Today is Wednesday, June 1. It’s a big anniversary in our family– in a month of big anniversaries. This is the 10th anniversary of my partner’s and my very early morning flight to Texas to meet our daughter for the first time. It is the anniversary of falling in love and becoming parents.
I remember many things in great detail. I remember much more than I will write here but I remember one last trip down our hall that morning, to grab one last thing before we left for the airport. I bumped into my partner and started to cry. I said, “I’m scared. This is the biggest (and in fact the only) blind date of my life.” I said, “I’ve loved my life with you, just as it is, just the two of us.” It was one of a few times in my purposeful and long march to parenthood that I felt scared about becoming a parent.
I remember landing in El Paso, both of us suddenly starving after getting up so early and being too nervous to eat– and I remember our hungry, delicious, lunchtime meal in a small hole-in-the-wall Mexican restaurant at the airport in El Paso– not in the cool, clean air-conditioned corridors of the airport, but a restaurant on the grounds of the airport– where baggage handlers and mechanics came to eat their lunch.
I remember pulling up into the driveway and then walking through the door of my daughter’s foster mom’s home which is where we met and adopted our daughter. I remember Stephanie, her foster mom, standing holding her in the doorway, talking, talking to her. I remember my daughter’s alert and watching face. She knew something important was happening and she paid close attention. And I remember looking at her and taking her in my arms and all the relief and love and certainty that I felt.
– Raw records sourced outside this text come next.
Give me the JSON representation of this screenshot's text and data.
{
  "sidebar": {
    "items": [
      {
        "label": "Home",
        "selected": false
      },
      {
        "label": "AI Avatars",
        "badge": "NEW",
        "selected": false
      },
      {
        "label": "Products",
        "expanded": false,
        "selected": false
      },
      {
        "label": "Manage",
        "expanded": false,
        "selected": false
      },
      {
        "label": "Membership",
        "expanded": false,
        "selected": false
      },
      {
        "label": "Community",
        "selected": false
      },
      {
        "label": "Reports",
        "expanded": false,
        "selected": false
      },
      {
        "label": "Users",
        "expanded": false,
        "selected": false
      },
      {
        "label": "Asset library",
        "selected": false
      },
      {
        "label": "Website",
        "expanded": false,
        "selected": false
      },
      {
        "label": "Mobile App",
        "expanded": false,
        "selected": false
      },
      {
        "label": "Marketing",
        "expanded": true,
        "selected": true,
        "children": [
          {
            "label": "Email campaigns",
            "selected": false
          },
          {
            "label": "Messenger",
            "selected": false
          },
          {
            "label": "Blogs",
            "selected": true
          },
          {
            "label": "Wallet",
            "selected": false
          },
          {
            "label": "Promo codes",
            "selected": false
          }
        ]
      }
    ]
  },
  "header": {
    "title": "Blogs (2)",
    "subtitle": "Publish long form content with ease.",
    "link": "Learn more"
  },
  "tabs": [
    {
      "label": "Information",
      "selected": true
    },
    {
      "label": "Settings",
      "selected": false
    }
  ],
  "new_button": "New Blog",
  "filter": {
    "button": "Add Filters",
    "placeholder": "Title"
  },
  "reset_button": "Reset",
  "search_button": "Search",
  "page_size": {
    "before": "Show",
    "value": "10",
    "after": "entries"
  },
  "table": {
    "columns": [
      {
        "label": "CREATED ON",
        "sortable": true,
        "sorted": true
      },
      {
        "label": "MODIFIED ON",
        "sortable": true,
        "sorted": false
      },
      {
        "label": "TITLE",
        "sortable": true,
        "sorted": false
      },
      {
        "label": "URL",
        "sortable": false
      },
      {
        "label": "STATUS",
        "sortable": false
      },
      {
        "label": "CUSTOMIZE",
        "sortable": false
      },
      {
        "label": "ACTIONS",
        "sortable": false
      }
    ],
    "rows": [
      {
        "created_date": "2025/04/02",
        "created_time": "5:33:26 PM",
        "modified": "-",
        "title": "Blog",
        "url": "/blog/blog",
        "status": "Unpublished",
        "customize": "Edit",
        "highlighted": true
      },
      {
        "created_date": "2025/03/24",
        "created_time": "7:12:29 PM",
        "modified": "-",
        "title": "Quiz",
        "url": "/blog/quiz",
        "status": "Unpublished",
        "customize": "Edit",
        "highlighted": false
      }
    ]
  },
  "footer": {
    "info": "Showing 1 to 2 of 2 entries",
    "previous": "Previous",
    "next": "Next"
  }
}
I wrote about one important part of that first meeting in Saying Goodbye. I wrote and I wanted to write more– about that fact that adoption day was a joyous day for us, but it was a very, very hard day for my daughter and is hard for many, if not most, children who are adopted and who leave behind everything to start lives with new families.
In the year after our first June 1 (2001) and for years after on this day, we used to talk about the day and wake up nostalgic and happy and play a wonderful John McCutcheon song called “Happy Adoption Day” to my daughter. But recently she has let us know that she has different feelings than we do about the feel of that day. It was so, so good she came home to us; it was and is good we are her parents; it is good we are exactly the family we are. I have absolutely no doubt about that. But it was, in fact, a very hard day for her even though it led to good things. Not long ago I recited, as best I could remember, my piece called Saying Goodbye to her– while I was driving and she rode in the back seat and I looked back and there were tears running down her face.
So this year the night before our Adoption Day anniversary, I asked what she wanted to do. I got up early with her and we played– Barbies, and watched an old Get Smart episode together. We worked together to finish up her Pablo Picasso puppet for a school project.
She dressed her 10-year-old self in new clothes; gifts from one of her Aunts for her birthday. And I pulled out the clothes she was wearing when we met 10 years ago, and laid them on the sofa for us all to look at and smile over. As it goes, the adults in the family–my partner and I– with our eyes on her and our minds also disbelieving that that past is over, cannot fully comprehend how our tiny baby stands before us, so big and grown. But her mind is mostly on the coming day and the weeks and months and years ahead as she gathers her things and heads to school.
So, I love you, N.
Your Mommy and I had very good lives together before you came along. And yet life is completely better, funner, funnier, more interesting and just better, deeper, richer and more lively and hopeful– since you came along.